Its close proximity to the shore makes it easily accessible, allowing visitors to explore the rich underwater world just a few yards offshore. The wreckage site is situated in a protected bay, offering a safe and calm environment for underwater exploration. The shallow depth of just 5 meters allows for a longer bottom time, perfect for snorkelers or divers who prefer shallower dives.

One of the highlights of this dive site is the abundance of marine life that can be found here. Divers and snorkelers will come across a wide variety of critters, including seahorses, octopus, lobsters, and if you’re lucky, the elusive nudibranch. These fascinating creatures add a touch of color and excitement to the underwater landscape. The tugboat wreck itself is covered in overgrown tube sponges and coral, creating a mesmerizing sight The vibrant colors and textures provide a stunning backdrop for underwater photography enthusiasts.

I’m back in Curaçao and excited to dive again. I hop in a car with a friend and we head towards the shore at Director’s Bay, located at the tip of CaracasBaai. Known to be one of the most diverse dive sites on this side of the island, it is where the famous Tugboat wreck rests upright at aprox 6m/18feet on the southernmost point of an extensive sand plateau. Since it accidentally sunk over 30 years ago, the wreck became fully covered with many different coral formations and colorful sponges. The dive spot is sheltered from the elements so the diving conditions are near perfect. There are hardly any waves or current at this site.

Chest-deep in turquoise waters, we descend and the feeling of weightlessness is freeing once again. Just around the corner in a southeasterly direction we found a steep wall which drops down to 30m/100feet depth. The top of the reef and the shallow part of drop off are fully covered with Sea Rods, Sea Fans, Tube Sponges, Star Coral and an abundance of fish such as Sergeant Majors, Sea Horses and schools of Jack’s. 

In the deeper part, Black Coral and Elephant Ear Sponges dominate the wall. After we reach the desired depth we turn back to follow our guide to the tugboat fully covered with a variety of coral formations, colorful sponges and plenty of fish circling the wreck. I have snorkeled and free dived here a few times but the experience of scuba diving here is out of this world.

The volcanic limestone under the waters of Curaçao has been developing for millions of years, ultimately becoming a true work of art and I can’t help but feel grateful and privileged that we have an access pass to this magnificent underwater word. 


Superior Producer:
In 1977 the Superior Producer was on its way to Isla Margarita, when it came into the harbor of Curaçao to take on fuel and supplies. As the ship exited, it ran into trouble and rough seas when part of the cargo shifted and the ship started to take on water.
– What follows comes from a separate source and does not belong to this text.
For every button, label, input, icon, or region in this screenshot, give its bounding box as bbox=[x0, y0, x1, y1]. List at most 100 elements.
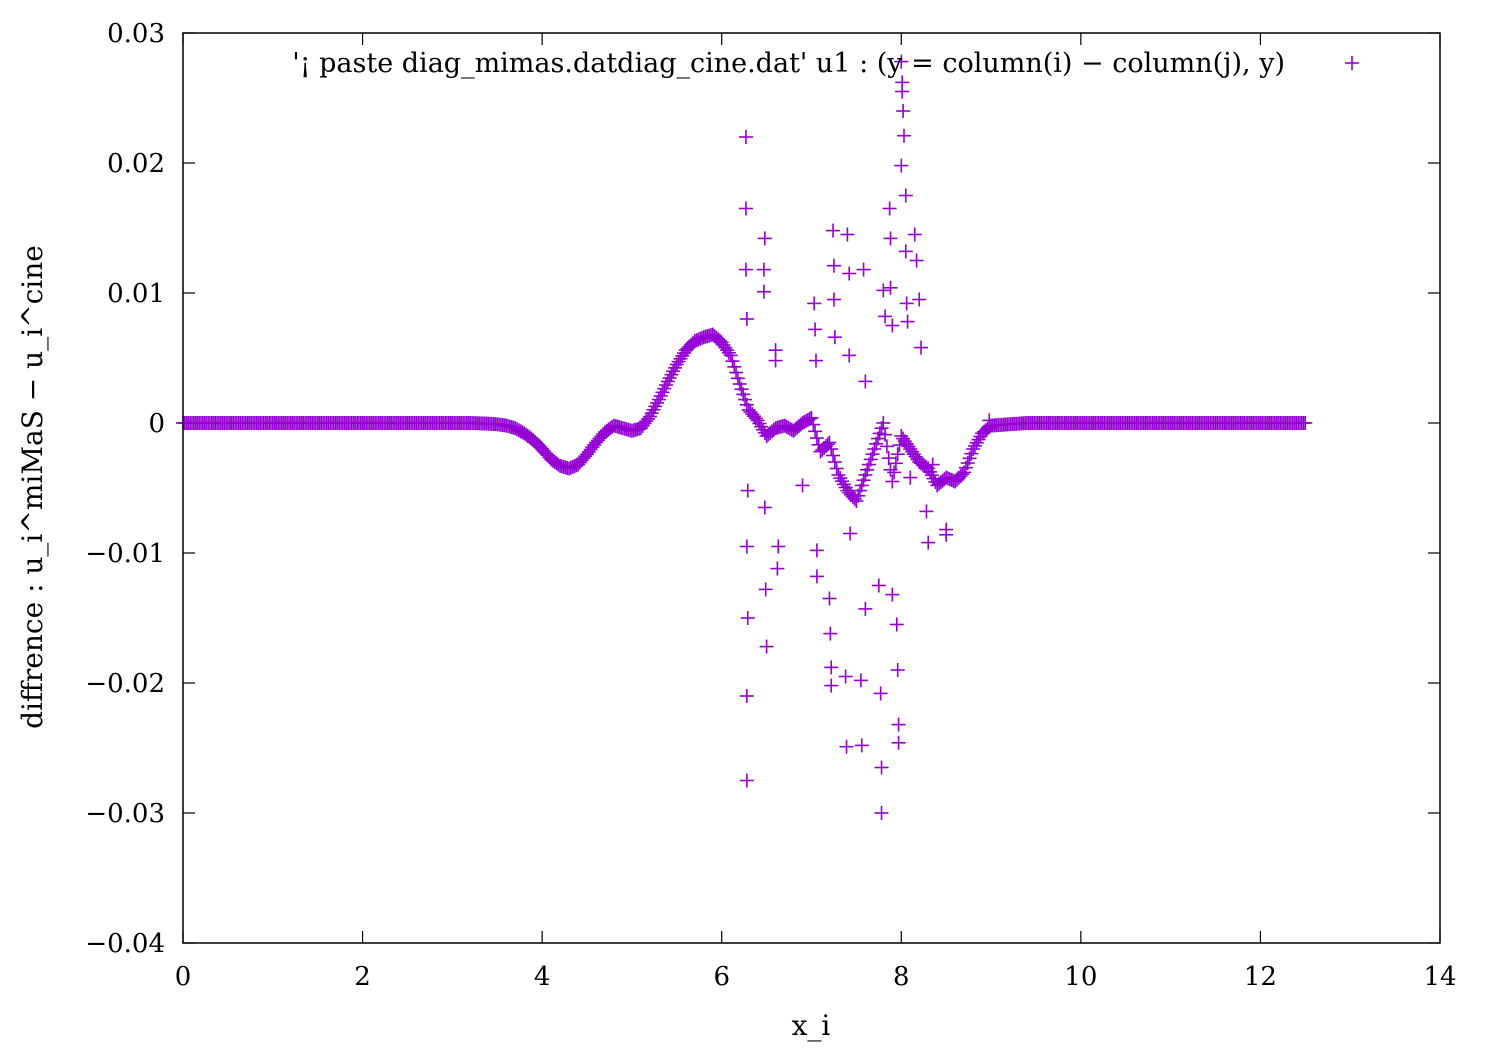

It was towed to the north of the harbor entrance where it finally sunk just off the coast of Otrobanda. The wreck measures about 50 meters in length and sits upright on a sand plateau only 60 meters away from the shore, at a depth of about 30 meters/100ft. The shallowest part of the wreck is the top of the super structure which is at around 18 meters/40ft depth.  After all these years on the bottom of the sea the wreck is completely covered with many different species of corals and sponges. The orange tube coral does very well under low light conditions and covers much of the wreck. The polyps of this coral extend during the night to catch food, the wreck turns orange.